Jeff Hackett is a great example of an underrated goalie who played well but was never really noticed because he almost always played behind weak teams.
Hackett's first four years in the league were all with very bad teams. He broke in with the New York Islanders, and then moved on to the expansion San Jose Sharks, who took only 39 points in their first season, and followed it up in 1992-93 with just 24 points. That year, Hackett faced over 36 shots per game, and the best goalie on the team, Arturs Irbe, had just an .874 save percentage, showing how difficult it was to play goal on that terrible Sharks team.
In 1994, Hackett was traded to the Chicago Blackhawks, where he was slated to be the backup goalie to established star Eddie Belfour. He didn't have a great first year in Chicago, but from 1994-95 to 1996-97, Hackett outplayed Belfour every season, including an excellent 1996-97 year where he posted a .927 save percentage in 41 games. Chicago traded Belfour to make room for Hackett, who was given the starting job for the rest of the year and the playoffs, where Chicago lost in the first round to the defending Stanley Cup champion Colorado Avalanche. Hackett had another strong year in 1997-98, starting 58 games and posting a 2.20 GAA and a .917 save percentage on a 73 point team that missed the playoffs.
After a rough start to the 1998-99 season, Hackett was involved in a blockbuster trade to Montreal. The Habs were just as bad as the Hawks, finishing short of a postseason berth more often than not. In 1998-99, the Canadiens missed the playoffs, despite Hackett's excellent play (2.27 GAA, .914 save percentage).

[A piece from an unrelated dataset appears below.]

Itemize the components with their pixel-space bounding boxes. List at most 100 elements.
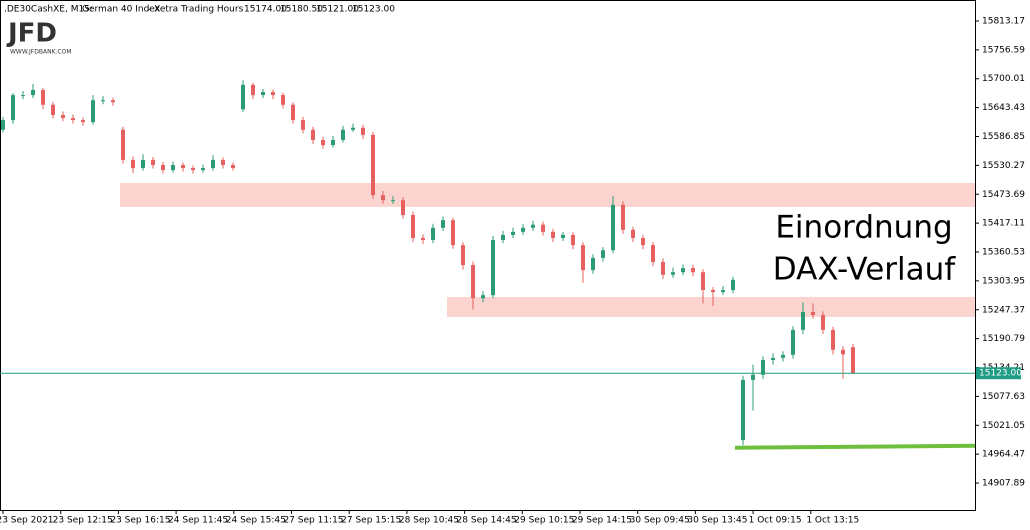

He kept it up the next season (.914 save percentage again) as the Canadiens finished above .500, but were still not good enough for the playoffs.

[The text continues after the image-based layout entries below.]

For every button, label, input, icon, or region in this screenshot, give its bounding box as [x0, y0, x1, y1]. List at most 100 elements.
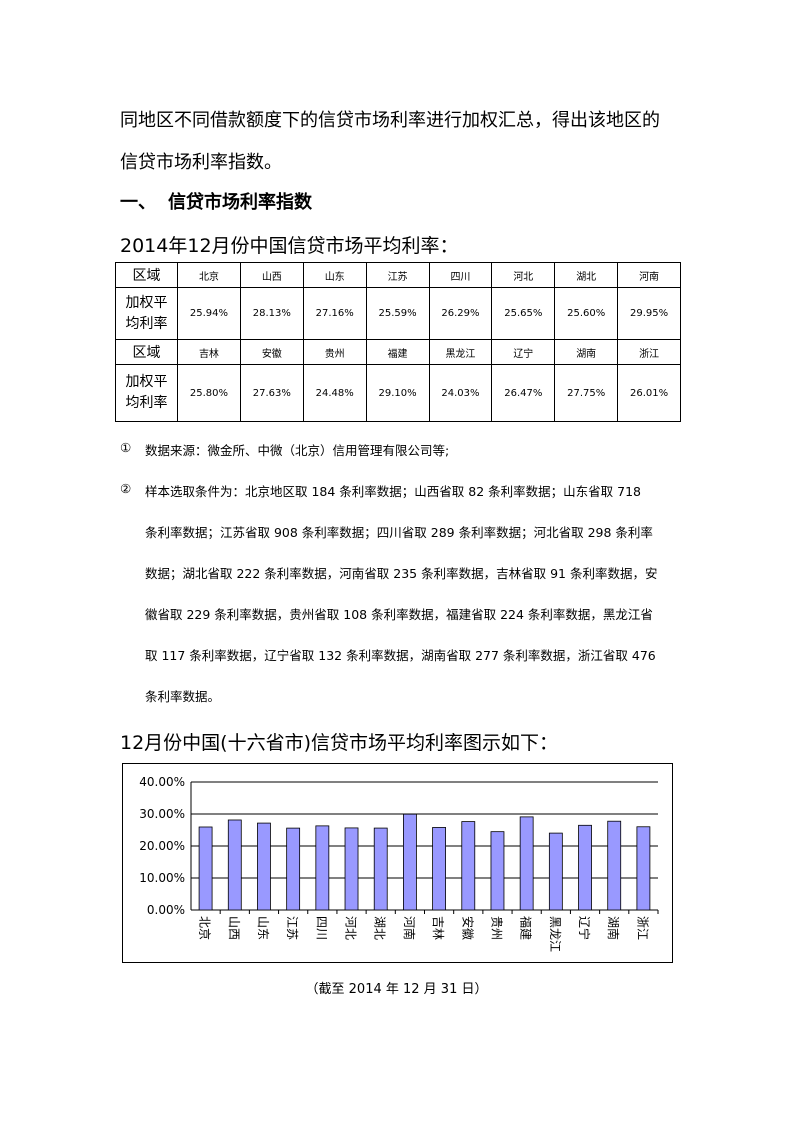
region-cell: 江苏: [365, 262, 430, 288]
region-cell: 浙江: [617, 339, 681, 365]
bar: [519, 816, 534, 911]
region-label: 区域: [115, 262, 178, 288]
footnote-text: 条利率数据。: [145, 689, 221, 704]
y-tick-label: 0.00%: [147, 903, 185, 917]
rate-cell: 25.94%: [177, 287, 241, 340]
rate-cell: 24.03%: [428, 364, 493, 422]
table-title: 2014年12月份中国信贷市场平均利率：: [120, 235, 459, 257]
footnote-text: 数据来源：微金所、中微（北京）信用管理有限公司等;: [145, 443, 450, 458]
section-number: 一、: [120, 192, 156, 213]
rate-label-line: 加权平: [125, 294, 168, 311]
bar: [403, 813, 417, 911]
bar: [578, 824, 592, 911]
y-tick-label: 20.00%: [139, 839, 185, 853]
x-tick-label: 河北: [344, 916, 358, 940]
x-tick-label: 湖南: [606, 916, 621, 940]
footnote-text: 取 117 条利率数据，辽宁省取 132 条利率数据，湖南省取 277 条利率数…: [145, 648, 656, 663]
region-cell: 黑龙江: [428, 339, 493, 365]
x-tick-label: 安徽: [460, 916, 475, 940]
x-tick-label: 浙江: [635, 916, 649, 940]
rate-label: 加权平 均利率: [115, 364, 178, 422]
rate-label-line: 加权平: [125, 374, 168, 390]
rate-cell: 26.29%: [428, 287, 493, 340]
footnote-text: 条利率数据；江苏省取 908 条利率数据；四川省取 289 条利率数据；河北省取…: [145, 525, 653, 540]
x-tick-label: 北京: [198, 916, 212, 940]
region-cell: 吉林: [177, 339, 241, 365]
rate-cell: 25.59%: [365, 287, 430, 340]
rate-cell: 26.47%: [491, 364, 556, 422]
y-tick-label: 10.00%: [139, 871, 185, 885]
region-cell: 北京: [177, 262, 241, 288]
bar: [257, 822, 271, 911]
rate-cell: 27.16%: [302, 287, 367, 340]
bar: [461, 821, 476, 911]
x-tick-label: 山西: [227, 916, 241, 940]
rate-cell: 27.75%: [554, 364, 619, 422]
rate-cell: 29.10%: [365, 364, 430, 422]
region-cell: 四川: [428, 262, 493, 288]
rate-table: 区域 北京 山西 山东 江苏 四川 河北 湖北 河南 加权平 均利率 25.94% 28.13% 27.1…: [115, 262, 681, 422]
x-tick-label: 河南: [402, 916, 417, 940]
region-cell: 山东: [302, 262, 367, 288]
x-tick-label: 辽宁: [577, 916, 592, 940]
x-tick-label: 山东: [256, 916, 270, 940]
rate-row: 加权平 均利率 25.94% 28.13% 27.16% 25.59% 26.29% 25.6…: [115, 287, 681, 340]
bar: [373, 827, 388, 911]
bar: [548, 832, 563, 911]
bar: [227, 819, 242, 911]
rate-label-line: 均利率: [125, 315, 168, 332]
footnote-text: 样本选取条件为：北京地区取 184 条利率数据；山西省取 82 条利率数据；山东…: [145, 484, 641, 499]
region-cell: 贵州: [302, 339, 367, 365]
y-tick-label: 40.00%: [139, 775, 185, 789]
region-cell: 福建: [365, 339, 430, 365]
chart-caption: （截至 2014 年 12 月 31 日）: [305, 982, 488, 997]
region-cell: 安徽: [239, 339, 304, 365]
region-cell: 湖北: [554, 262, 619, 288]
rate-cell: 27.63%: [239, 364, 304, 422]
region-label: 区域: [115, 339, 178, 365]
region-cell: 河北: [491, 262, 556, 288]
footnote-text: 数据；湖北省取 222 条利率数据，河南省取 235 条利率数据，吉林省取 91…: [145, 566, 658, 581]
region-cell: 辽宁: [491, 339, 556, 365]
bar: [432, 827, 446, 911]
region-cell: 山西: [239, 262, 304, 288]
bar-chart: 0.00% 10.00% 20.00% 30.00% 40.00% 北京 山西 山东 江苏 四川河…: [122, 763, 673, 963]
bar: [490, 831, 505, 911]
chart-svg: 0.00%10.00%20.00%30.00%40.00%北京 山西 山东 江苏 四川河…: [139, 775, 659, 952]
bar: [198, 826, 213, 911]
chart-title: 12月份中国(十六省市)信贷市场平均利率图示如下：: [120, 732, 559, 754]
rate-cell: 29.95%: [617, 287, 681, 340]
footnote-text: 徽省取 229 条利率数据，贵州省取 108 条利率数据，福建省取 224 条利…: [145, 607, 653, 622]
region-cell: 湖南: [554, 339, 619, 365]
rate-cell: 25.60%: [554, 287, 619, 340]
region-header-row: 区域 北京 山西 山东 江苏 四川 河北 湖北 河南: [115, 262, 681, 288]
rate-cell: 25.80%: [177, 364, 241, 422]
bar: [636, 826, 651, 911]
x-tick-label: 贵州: [489, 916, 503, 940]
rate-cell: 25.65%: [491, 287, 556, 340]
bar: [315, 825, 330, 911]
section-title: 信贷市场利率指数: [168, 192, 312, 213]
intro-line-2: 信贷市场利率指数。: [120, 152, 282, 173]
rate-row: 加权平 均利率 25.80% 27.63% 24.48% 29.10% 24.03% 26.4…: [115, 364, 681, 422]
footnote-marker: ①: [120, 440, 132, 455]
x-tick-label: 黑龙江: [548, 916, 562, 952]
rate-cell: 28.13%: [239, 287, 304, 340]
x-tick-label: 四川: [314, 916, 328, 940]
bar: [286, 827, 301, 911]
bar: [344, 827, 359, 911]
x-tick-label: 湖北: [373, 916, 388, 940]
footnote-marker: ②: [120, 481, 132, 496]
bar: [607, 820, 622, 911]
rate-cell: 26.01%: [617, 364, 681, 422]
x-tick-label: 福建: [519, 916, 534, 940]
region-header-row: 区域 吉林 安徽 贵州 福建 黑龙江 辽宁 湖南 浙江: [115, 339, 681, 365]
rate-cell: 24.48%: [302, 364, 367, 422]
section-heading: 一、 信贷市场利率指数: [120, 188, 312, 214]
x-tick-label: 江苏: [285, 916, 299, 940]
rate-label: 加权平 均利率: [115, 287, 178, 340]
region-cell: 河南: [617, 262, 681, 288]
y-tick-label: 30.00%: [139, 807, 185, 821]
x-tick-label: 吉林: [431, 916, 445, 940]
intro-line-1: 同地区不同借款额度下的信贷市场利率进行加权汇总，得出该地区的: [120, 110, 660, 131]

However, there was a young goalie in Montreal who was pushing Hackett for playing time - the future star Jose Theodore. In 2000-01, Theodore took over, relegating Hackett to a backup role. By then the 33 year old Hackett was past his prime, and could not keep up with Theodore, who quickly became one of the league's top goaltenders, for a few seasons at least. Hackett provided Montreal with two and a half more seasons of solid backup play, before moving on through Boston and Philadelphia, and finally retiring after the 2004 season.

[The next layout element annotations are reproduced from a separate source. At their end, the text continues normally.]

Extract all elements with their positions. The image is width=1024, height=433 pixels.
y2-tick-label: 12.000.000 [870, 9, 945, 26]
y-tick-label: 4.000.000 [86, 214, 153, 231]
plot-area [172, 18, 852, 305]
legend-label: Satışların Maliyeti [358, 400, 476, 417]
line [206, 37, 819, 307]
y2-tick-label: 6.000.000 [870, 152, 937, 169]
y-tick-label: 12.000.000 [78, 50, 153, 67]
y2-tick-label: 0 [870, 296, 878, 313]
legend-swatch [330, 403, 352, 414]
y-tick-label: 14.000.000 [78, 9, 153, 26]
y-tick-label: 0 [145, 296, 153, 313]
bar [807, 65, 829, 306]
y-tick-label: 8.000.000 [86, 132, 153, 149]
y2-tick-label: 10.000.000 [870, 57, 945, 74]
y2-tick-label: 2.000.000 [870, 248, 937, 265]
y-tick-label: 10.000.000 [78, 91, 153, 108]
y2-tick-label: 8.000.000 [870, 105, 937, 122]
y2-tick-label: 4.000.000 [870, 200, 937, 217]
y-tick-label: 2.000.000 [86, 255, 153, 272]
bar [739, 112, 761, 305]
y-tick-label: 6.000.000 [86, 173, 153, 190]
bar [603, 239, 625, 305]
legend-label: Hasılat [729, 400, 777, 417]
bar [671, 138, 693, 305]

In his entire career, Hackett made just 10 playoff starts. Every one of them was against a 100 point team with either Patrick Roy or Martin Brodeur in the other net. Needless to say, his record was not very good - just 3-7. The average team Jeff Hackett played on had just 72 points. This was despite him delivering above average goaltending most years, and being excellent in several years in the prime of his career.
Hackett's career save percentage was .902, which is exactly what the average league save percentage was during his career. Given that this was done on losing teams, however, means that his performance was actually pretty good. The average save percentage of his playing partners was .898, and he played with some good goalies, including Arturs Irbe, Ed Belfour, and Jose Theodore. In 12 of his 15 seasons, his team finished in the bottom half of the league in scoring. He also faced an average of 30 shots per game in his career, when throughout most of the 1990s the league average was around 27-28 shots per team. These factors led to a career record of 166-244-56, despite his good performance numbers.
Jeff Hackett was an above-average goalie, and in his prime he was very good. In the four seasons between 1994 and 1998, he posted a .919 save percentage, a 2.24 goals against average, and 14 shutouts in 141 games played on a losing team, and won the starting job away from a potential Hall of Famer. Hackett never received much recognition, however. In his entire career, he only ever received one Vezina vote, a third place vote in 2000. There were better goalies than Jeff Hackett, but he was an underrated, above-average goalie who is an excellent example of a goalie that was overlooked because of the weakness of his teams.